Over 200,000 people forcefully evicted across India in 2018: Report

As per an analysis by Housing and Land Rights Network, at least 11.3 million people across India are threatened with the risk of eviction and displacement

April 13, 2019 by Newsclick

As per a report released by Housing and Land Rights Network (HLRN), over 41,730 houses have been demolished and at least 202,233 people, mainly from the low-income communities, have been forcefully evicted in 2018 across India. On an average, state authorities have destroyed of 114 houses every day, evicting about 554 people daily or 23 people every hour in 2018, according to the findings of the HLRN.

While these figures are alarming, these only reflect cases identified by HLRN’s ‘National Eviction and Displacement Observatory’, signifying that the actual number of affected people to be much higher.

On Tuesday, HLRN has released two reports – ‘Forced Evictions in India in 2018: An Unabating National Crisis’ and ‘Adjudicating the Human Right to Adequate Housing: Analysis of Important Judgments from Indian High Courts’.

After analyzing data on 218 reported cases of forced eviction in 2018, four broad categories for which people were forcibly evicted and displaced from their homes and habitats were listed – over 94,000 people or 47% of the affected people were evicted in the name of slum-clearance, anti-encroachment or city-beautification drives, over 52,200 people are affected due to infrastructure and ostensible development projects, over 40,600 people were affected due to environmental projects, forest protection, and wildlife conservation and over 15,200 people were evicted citing disaster management. “At least 11.3 million people across India are threatened with the risk of eviction and displacement,” finds the report.

Speaking at the press conference, Shivani Chaudhry of HLRN said that except for the Communist Party of India (Marxist) and the Indian National Congress, no other party has included the crucial issue of forced evictions of vulnerable people in their manifestos for the general elections of 2019.

“While Tamil Nadu ranks first when it comes to rehabilitation of people affected due to forced evictions, the massive resettlement sites are lacking basic amenities starting form availability of drinking facilities to education and health facilities,” said Vanessa Peter, policy researcher at Information and Resource Centre for the Deprived Urban Communities, Chennai.

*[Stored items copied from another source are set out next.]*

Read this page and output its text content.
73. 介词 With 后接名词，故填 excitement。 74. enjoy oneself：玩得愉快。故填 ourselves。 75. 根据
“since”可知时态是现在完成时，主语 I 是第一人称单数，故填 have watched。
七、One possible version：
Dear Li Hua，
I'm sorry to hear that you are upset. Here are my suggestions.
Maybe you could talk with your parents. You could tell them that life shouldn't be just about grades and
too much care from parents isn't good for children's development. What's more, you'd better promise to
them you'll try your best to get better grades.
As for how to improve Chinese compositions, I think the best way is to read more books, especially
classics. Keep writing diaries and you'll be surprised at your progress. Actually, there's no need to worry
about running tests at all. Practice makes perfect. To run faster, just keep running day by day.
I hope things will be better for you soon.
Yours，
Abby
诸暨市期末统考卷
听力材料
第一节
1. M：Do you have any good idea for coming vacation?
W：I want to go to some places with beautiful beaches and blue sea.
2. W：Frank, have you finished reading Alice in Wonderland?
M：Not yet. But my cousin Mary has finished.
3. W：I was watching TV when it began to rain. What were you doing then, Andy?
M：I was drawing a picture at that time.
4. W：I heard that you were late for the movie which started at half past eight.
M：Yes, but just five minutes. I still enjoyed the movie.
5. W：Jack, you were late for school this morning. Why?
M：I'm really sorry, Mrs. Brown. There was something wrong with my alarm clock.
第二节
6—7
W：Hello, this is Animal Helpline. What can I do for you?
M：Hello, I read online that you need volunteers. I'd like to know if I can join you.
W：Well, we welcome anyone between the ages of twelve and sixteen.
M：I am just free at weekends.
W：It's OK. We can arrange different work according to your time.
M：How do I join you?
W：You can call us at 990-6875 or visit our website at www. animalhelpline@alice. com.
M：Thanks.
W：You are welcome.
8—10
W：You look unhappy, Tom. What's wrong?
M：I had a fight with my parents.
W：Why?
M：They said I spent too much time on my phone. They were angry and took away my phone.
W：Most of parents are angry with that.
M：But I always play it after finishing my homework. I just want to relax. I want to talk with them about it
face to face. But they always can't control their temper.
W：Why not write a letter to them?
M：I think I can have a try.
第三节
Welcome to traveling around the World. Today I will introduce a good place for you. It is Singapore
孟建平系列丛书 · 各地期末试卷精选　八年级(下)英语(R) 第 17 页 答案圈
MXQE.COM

According to Peter, most of the evictions in 2018 took place during mid-academic year, most of them without prior notices has severely impacted the education of children living there. “In the ongoing Integrated Cooum River Eco-Restoration process, while more than 6,000 families are affected, only half of them or the people living on one side of Cooum bank are only rehabilitated,” Peter told Newsclick.

The report on forced eviction found that in most of the cases reported, state authorities have violated national and international laws and did not even follow due process established by existing national standards.

India has recently witnessed several homestead threatening policies from different arms of the government. In 2015, the right-wing government of prime minister Narendra Modi launched the ‘Smart Cities Mission’, which was estimated to cost over INR 2 trillion (approximately USD 28.9 billion). HLRN itself released a report last year, showing forced evictions and demolition of low-income neighborhoods across 100 cities earmarked for the ‘mission’. Apart from that, earlier this year the Supreme Court of India passed a judgement that threatened mass evictions of close to 2 million forest-dwelling indigenous peoples of India.